I niby czemu to ma być jakiś problem? Czyż Gotthold Lessing nie powiedział : „Oczekiwać przyjemności jest też przyjemnością”? No bo jest i nawet brzmi to całkiem rozsądnie. Do czasu kiedy Herman Hesse nie powie: „[…] zawsze oczekuję nadzwyczajności, spodziewam się nie wiedzieć czego; zaledwie kogoś poznam i znajdę go sympatycznym, już przypisuję mu wszystko, co najlepsze, ba – żądam tego, i jestem rozczarowany i zasmucony, gdy się to nie zgadza z rzeczywistością.”

Bo w rzeczy samej. Oczekiwania z reguły mają ten nadpozytywny wydźwięk. Kiedy w wyobraźni nieograniczonej widzimy wszystko piękniejszym, zachwycającym, pociągającym, satysfakcję gwarantującym.  Są jak te słodkie tęsknoty, owe małe marzenia. Pokładamy je w bliskich, bo chcemy zapewne by piękni byli. Na miarę marzeń, naszych marzeń rzecz jasna. Pokładamy je też w obcych, bo mamy standardy, których  byśmy sobie i u nich życzyli. Pokładamy je w życiu, bo przecież tyle nam się od życia należy!

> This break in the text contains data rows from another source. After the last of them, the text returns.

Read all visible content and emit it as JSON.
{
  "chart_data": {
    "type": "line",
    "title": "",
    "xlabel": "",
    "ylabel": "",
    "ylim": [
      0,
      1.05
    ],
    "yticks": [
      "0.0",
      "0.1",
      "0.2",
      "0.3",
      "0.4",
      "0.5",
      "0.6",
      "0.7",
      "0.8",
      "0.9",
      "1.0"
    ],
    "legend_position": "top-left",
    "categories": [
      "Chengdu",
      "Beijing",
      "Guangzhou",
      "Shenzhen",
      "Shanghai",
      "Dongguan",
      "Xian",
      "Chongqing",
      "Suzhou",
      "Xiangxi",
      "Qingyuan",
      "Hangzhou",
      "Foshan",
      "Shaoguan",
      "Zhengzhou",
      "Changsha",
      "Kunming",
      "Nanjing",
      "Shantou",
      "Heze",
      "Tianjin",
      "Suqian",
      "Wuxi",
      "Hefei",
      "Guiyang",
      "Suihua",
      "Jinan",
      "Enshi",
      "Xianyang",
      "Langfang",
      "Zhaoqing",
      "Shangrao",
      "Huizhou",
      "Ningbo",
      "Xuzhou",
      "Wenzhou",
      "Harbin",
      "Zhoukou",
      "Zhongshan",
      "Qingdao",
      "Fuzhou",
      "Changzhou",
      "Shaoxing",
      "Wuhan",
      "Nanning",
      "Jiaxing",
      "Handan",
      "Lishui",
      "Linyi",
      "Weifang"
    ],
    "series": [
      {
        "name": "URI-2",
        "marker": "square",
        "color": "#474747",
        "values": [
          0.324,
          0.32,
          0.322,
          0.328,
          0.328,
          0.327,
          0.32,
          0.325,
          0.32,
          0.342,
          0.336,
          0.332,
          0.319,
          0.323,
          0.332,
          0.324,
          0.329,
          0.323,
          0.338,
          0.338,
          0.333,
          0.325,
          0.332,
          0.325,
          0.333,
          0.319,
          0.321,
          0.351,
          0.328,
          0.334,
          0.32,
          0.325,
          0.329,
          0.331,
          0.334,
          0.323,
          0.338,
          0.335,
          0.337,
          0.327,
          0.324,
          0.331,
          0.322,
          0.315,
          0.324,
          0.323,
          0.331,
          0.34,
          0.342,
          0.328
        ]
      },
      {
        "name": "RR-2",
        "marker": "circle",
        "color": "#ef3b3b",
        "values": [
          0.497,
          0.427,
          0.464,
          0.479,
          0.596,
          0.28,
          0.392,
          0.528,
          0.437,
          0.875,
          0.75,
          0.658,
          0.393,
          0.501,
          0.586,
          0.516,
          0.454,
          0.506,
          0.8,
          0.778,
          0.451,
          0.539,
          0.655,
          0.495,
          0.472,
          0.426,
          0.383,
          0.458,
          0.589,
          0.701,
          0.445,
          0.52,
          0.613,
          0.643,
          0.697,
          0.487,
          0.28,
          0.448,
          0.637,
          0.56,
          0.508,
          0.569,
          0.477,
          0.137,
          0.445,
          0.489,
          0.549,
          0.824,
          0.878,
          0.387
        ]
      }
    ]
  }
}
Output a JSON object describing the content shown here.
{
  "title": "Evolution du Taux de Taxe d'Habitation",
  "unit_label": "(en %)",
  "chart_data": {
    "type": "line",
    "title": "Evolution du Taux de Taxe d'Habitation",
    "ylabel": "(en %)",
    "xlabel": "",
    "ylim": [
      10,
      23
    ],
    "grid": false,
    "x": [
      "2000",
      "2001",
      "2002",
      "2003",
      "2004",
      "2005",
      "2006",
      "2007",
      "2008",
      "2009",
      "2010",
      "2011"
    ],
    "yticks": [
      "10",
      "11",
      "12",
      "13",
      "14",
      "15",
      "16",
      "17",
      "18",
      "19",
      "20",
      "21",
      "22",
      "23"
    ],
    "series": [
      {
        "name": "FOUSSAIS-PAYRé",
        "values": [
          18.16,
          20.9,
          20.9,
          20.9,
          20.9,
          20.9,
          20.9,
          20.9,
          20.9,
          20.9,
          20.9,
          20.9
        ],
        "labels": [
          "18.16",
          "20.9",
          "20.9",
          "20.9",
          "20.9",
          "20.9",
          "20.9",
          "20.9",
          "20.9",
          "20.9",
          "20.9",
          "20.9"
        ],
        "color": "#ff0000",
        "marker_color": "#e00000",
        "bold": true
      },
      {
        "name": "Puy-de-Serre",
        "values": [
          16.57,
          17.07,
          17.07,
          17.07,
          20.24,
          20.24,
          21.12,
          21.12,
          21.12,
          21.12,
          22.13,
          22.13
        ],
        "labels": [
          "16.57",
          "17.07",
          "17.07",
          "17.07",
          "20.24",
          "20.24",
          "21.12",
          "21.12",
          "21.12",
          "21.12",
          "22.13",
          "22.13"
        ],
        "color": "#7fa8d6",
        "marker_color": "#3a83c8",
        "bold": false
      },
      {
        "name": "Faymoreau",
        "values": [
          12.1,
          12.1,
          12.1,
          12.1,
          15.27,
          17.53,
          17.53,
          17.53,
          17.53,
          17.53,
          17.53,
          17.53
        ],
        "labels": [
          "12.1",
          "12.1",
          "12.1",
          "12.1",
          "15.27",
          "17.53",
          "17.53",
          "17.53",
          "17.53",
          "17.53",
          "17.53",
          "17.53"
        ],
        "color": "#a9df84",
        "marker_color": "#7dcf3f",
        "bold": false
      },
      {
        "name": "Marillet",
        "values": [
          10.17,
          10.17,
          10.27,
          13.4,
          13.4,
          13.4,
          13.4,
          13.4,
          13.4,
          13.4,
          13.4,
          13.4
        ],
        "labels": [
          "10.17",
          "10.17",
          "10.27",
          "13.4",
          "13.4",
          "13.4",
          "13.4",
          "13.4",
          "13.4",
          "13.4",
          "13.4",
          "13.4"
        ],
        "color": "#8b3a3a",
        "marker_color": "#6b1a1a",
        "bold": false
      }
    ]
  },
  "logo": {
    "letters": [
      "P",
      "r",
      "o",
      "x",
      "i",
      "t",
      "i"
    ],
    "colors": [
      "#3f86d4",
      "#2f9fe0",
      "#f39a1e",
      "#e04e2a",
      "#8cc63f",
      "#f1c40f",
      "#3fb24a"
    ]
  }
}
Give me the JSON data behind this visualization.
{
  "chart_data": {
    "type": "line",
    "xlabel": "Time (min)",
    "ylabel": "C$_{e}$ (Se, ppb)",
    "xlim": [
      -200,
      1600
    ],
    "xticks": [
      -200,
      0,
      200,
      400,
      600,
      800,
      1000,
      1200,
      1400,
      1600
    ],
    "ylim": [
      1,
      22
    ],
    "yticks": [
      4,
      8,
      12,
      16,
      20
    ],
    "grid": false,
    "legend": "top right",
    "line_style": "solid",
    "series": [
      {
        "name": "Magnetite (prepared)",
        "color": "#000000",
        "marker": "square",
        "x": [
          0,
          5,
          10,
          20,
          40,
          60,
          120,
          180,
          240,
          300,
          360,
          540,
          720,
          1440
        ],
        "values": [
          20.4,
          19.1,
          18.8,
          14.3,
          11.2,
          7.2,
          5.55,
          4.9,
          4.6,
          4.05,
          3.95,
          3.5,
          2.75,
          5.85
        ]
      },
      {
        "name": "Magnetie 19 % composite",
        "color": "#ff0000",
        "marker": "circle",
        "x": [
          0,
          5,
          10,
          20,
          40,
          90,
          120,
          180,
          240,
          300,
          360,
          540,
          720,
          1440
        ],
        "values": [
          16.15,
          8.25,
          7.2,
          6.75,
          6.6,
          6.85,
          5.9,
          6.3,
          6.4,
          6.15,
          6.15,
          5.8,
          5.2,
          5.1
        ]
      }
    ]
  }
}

Oto oczekiwania. Koncepty dokładnie przez ego przefiltrowane. Nic więc dziwnego, że potem jest huk, że świat się wali, kiedy pragnienie starannie wypielęgnowane rodzi się i nagle o zgrozo! …. nie jest już łabędziem.

Tak rozpoczyna się faza druga, ta faza w trakcie której oczekiwanie transformuje w rozczarowanie. Kolejny koncept człowiekowi właściwy, będący energetyczną wibracją zamieszkującą zakamarki tegoż samego umysłu. Pamiętajmy bowiem, że wszystko nadal dzieje się w głowie. Całe wielkie życie toczy się tam właśnie. Te wszystkie dramaty, pogmatwane historie, włosów rwanie na potęgę i rzeki, oceany łez wypłakanych. Wszystko w głowie. Z rozczarowania zrodzone i tak intensywne, że prawie namacalne. Zaczynamy wierzyć więc, że realne, że w świecie zewnętrznym, od głowy oderwanym istnieje, i że zamachem jest na nas i na nasze marzenia.

Kuriozalne to zjawisko. Z umysłu wylazło. Nie jest górą, która tkwi, nie jest kamieniem, drzewem czy ptakiem. Nie jest materią żadną. Ciała nie ma, krew w nim nie płynie, w fizycznym świecie nie istnieje, ale uderza z mocą meteorytu w centrum samej duszy. Tak właśnie żyje większość ludzkości. Na wiecznym roller-coasterze. Wznosi się w nadziei i opada w nieszczęście.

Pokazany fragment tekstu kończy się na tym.